Denis Villeneuve‘s highly anticipated reboot of Dune is also set to have a special event screening at an IMAX theater in Toronto. Another addition to the roster is Edgar Wright‘s Last Night in Soho starring Thomasin McKenzie and Anya Taylor-Joy, which will be the acclaimed filmmaker’s first full-on horror film.
Danis Goulet’s indigenous zombie thriller Night Raiders, a Canada/New Zealand co-production that bowed in Berlin will also get a premiere at TIFF; Céline Sciamma’s Berlinale competition title Petite Maman; the documentary Dionne Warwick: Don’t Make Me Over, co-directed and co-produced by Dave Wooley and David Heilbroner and to screen in Toronto after being introduced to buyers at the Cannes market; Charlotte, directed by Eric Warin and Tahir Rana; and the Ted Melfi-directed dramedy The Starling, which re-teams the filmmaker with his St. Vincent star Melissa McCarthy has been picked up by Netflix.
Another Netflix film that will get a premiere is Antoine Fuqua’s The Guilty thriller, starring Jake Gyllenhaal, Peter Sarsgaard, Riley Keough, Paul Dano and Ethan Hawke.

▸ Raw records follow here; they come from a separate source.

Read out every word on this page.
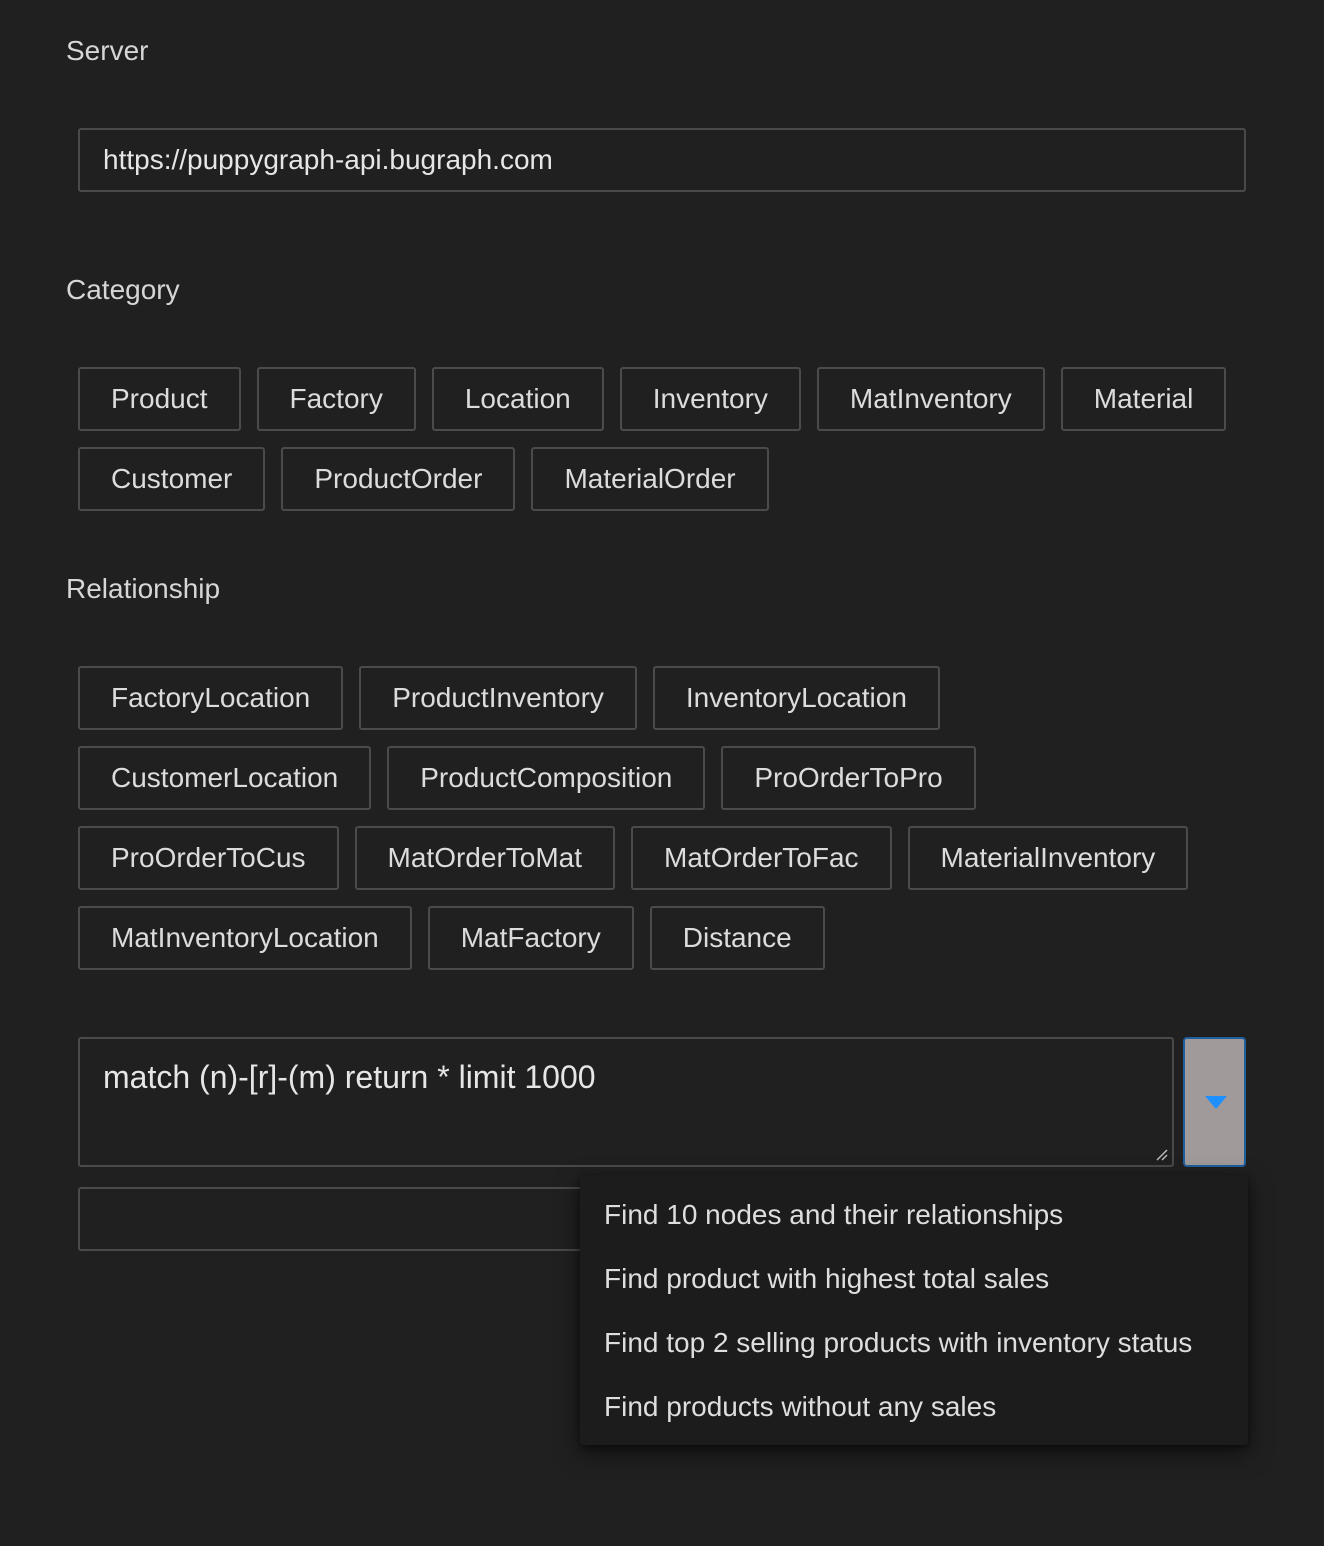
Server
https://puppygraph-api.bugraph.com
Category
Product	Factory	Location	Inventory	MatInventory	Material
Customer	ProductOrder	MaterialOrder
Relationship
FactoryLocation	ProductInventory	InventoryLocation
CustomerLocation	ProductComposition	ProOrderToPro
ProOrderToCus	MatOrderToMat	MatOrderToFac	MaterialInventory
MatInventoryLocation	MatFactory	Distance
match (n)-[r]-(m) return * limit 1000
Find 10 nodes and their relationships
Find product with highest total sales
Find top 2 selling products with inventory status
Find products without any sales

As for COVID-19 safety protocols for the event, organizers have stated “Audiences will confidently be able to enjoy in-cinema screenings by maintaining a safe physical distance and wearing a mask,” Toronto organizers said in a statement. Some TIFF titles will also be available for Canadians across the country to view at home as the festival for the second year running plans more streaming than screening.”